As explained in “Obama Proposes New Tax Hikes on Wealthy to Aid Middle Class” by Richard Rubin and Margaret Talev at BLOOMBRG.COM –
“The administration’s proposal on
capital gains at death would exempt the first $200,000 in capital gains per
couple plus $500,000 for a home {the current exclusion for gain on the sale
of a personal residence on a joint return – rdf}, along with all personal property except for valuable art and
collectibles. The rest would be treated for income-tax purposes as if it had
been sold.”
And the proposal would also exempt inherited small, family-owned businesses
from capital gains tax at death unless and until the business was sold. Any
closely-held business subject to capital gains tax would have the option pay
out over 15 years.
I have always been against totally eliminating the step-up in basis for
inherited property. It is one reason I
have been somewhat hesitant to support “killing” the federal “death tax” (aka
Estate Tax). Eliminating the step-up in
basis would create a nightmare for tax professionals. It is hard enough to get clients to keep
track of investments purchased during their lifetime, let alone what their
parents or other relatives paid for property and investments acquired before
they were born!
This “loophole” benefits lower and middle income individuals just as much
as it benefits the wealthy.
However, having the capital gains tax paid by the estate before
transferring title to the beneficiaries is a better way of dealing with the
taxes lost by stepped-up basis. There
would still be problems determining the cost basis, depending on when and how
the investments were originally acquired by the deceased. But a lot less problems than if we taxed the
beneficiaries when they sell the investments.

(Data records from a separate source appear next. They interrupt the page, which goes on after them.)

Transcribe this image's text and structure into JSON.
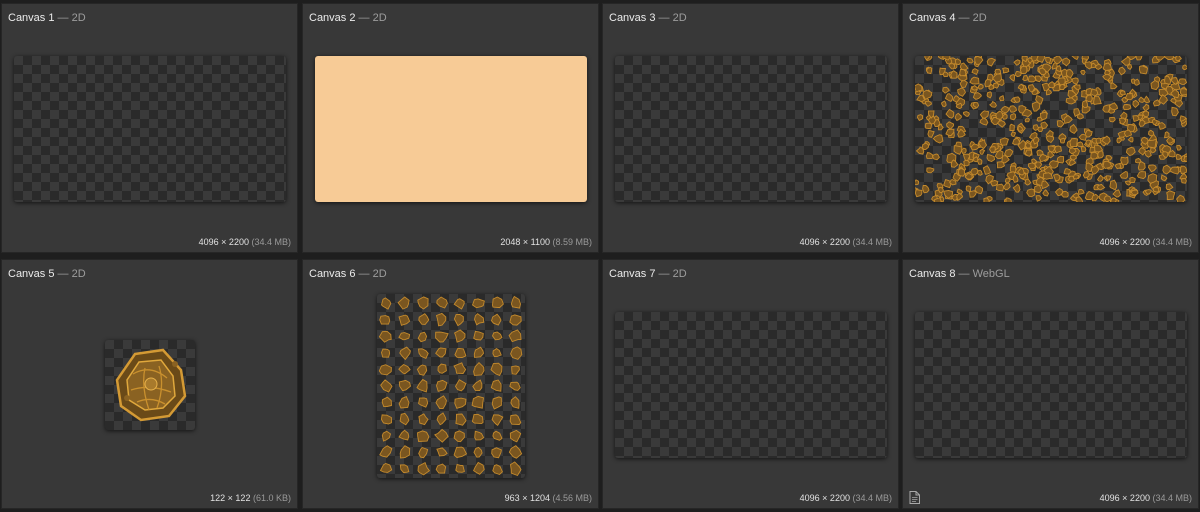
{
  "colors": {
    "panel_bg": "#383838",
    "peach_fill": "#f7cb96",
    "paint_orange": "#c48a2c"
  },
  "canvases": [
    {
      "name": "Canvas 1",
      "separator": "—",
      "context": "2D",
      "dimensions": "4096 × 2200",
      "size": "(34.4 MB)",
      "content": "empty"
    },
    {
      "name": "Canvas 2",
      "separator": "—",
      "context": "2D",
      "dimensions": "2048 × 1100",
      "size": "(8.59 MB)",
      "content": "solid-fill"
    },
    {
      "name": "Canvas 3",
      "separator": "—",
      "context": "2D",
      "dimensions": "4096 × 2200",
      "size": "(34.4 MB)",
      "content": "empty"
    },
    {
      "name": "Canvas 4",
      "separator": "—",
      "context": "2D",
      "dimensions": "4096 × 2200",
      "size": "(34.4 MB)",
      "content": "scattered-sprites"
    },
    {
      "name": "Canvas 5",
      "separator": "—",
      "context": "2D",
      "dimensions": "122 × 122",
      "size": "(61.0 KB)",
      "content": "single-sprite"
    },
    {
      "name": "Canvas 6",
      "separator": "—",
      "context": "2D",
      "dimensions": "963 × 1204",
      "size": "(4.56 MB)",
      "content": "sprite-sheet"
    },
    {
      "name": "Canvas 7",
      "separator": "—",
      "context": "2D",
      "dimensions": "4096 × 2200",
      "size": "(34.4 MB)",
      "content": "empty"
    },
    {
      "name": "Canvas 8",
      "separator": "—",
      "context": "WebGL",
      "dimensions": "4096 × 2200",
      "size": "(34.4 MB)",
      "content": "empty",
      "icon": "document-icon"
    }
  ]
}
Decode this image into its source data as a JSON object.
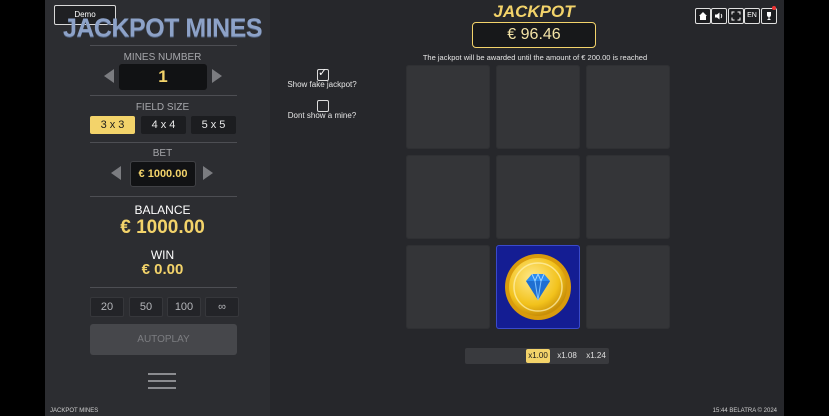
{
  "mode_badge": "Demo",
  "logo_text": "JACKPOT MINES",
  "mines": {
    "label": "MINES NUMBER",
    "value": "1"
  },
  "field_size": {
    "label": "FIELD SIZE",
    "options": [
      "3 x 3",
      "4 x 4",
      "5 x 5"
    ],
    "selected": "3 x 3"
  },
  "bet": {
    "label": "BET",
    "value": "€ 1000.00"
  },
  "balance": {
    "label": "BALANCE",
    "value": "€ 1000.00"
  },
  "win": {
    "label": "WIN",
    "value": "€ 0.00"
  },
  "quick_bets": [
    "20",
    "50",
    "100",
    "∞"
  ],
  "autoplay_label": "AUTOPLAY",
  "options": {
    "show_fake_jackpot": {
      "label": "Show fake jackpot?",
      "checked": true
    },
    "dont_show_mine": {
      "label": "Dont show a mine?",
      "checked": false
    }
  },
  "jackpot": {
    "title": "JACKPOT",
    "value": "€ 96.46",
    "note": "The jackpot will be awarded until the amount of € 200.00 is reached"
  },
  "board": {
    "size": 3,
    "revealed": [
      7
    ]
  },
  "multipliers": [
    "x1.00",
    "x1.08",
    "x1.24"
  ],
  "active_multiplier": "x1.00",
  "toolbar": {
    "lang": "EN",
    "icons": [
      "home-icon",
      "sound-icon",
      "fullscreen-icon",
      "trophy-icon"
    ]
  },
  "footer": {
    "game_name": "JACKPOT MINES",
    "time_copyright": "15:44  BELATRA © 2024"
  },
  "colors": {
    "accent": "#f3d36a",
    "background": "#26272b",
    "tile": "#343538",
    "revealed_tile": "#141d93"
  }
}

If there is going to be an elimination of the stepped-up basis tax
avoidance this is a better way to implement it.
It shows some actual thought by BO, or whoever actually came up with the
plan, a true rarity when it comes to tax legislation.
Of course this is all academic. BO’s
tax proposals, both to help the middle class and punish the wealthy, will never
pass in the Republican controlled Congress.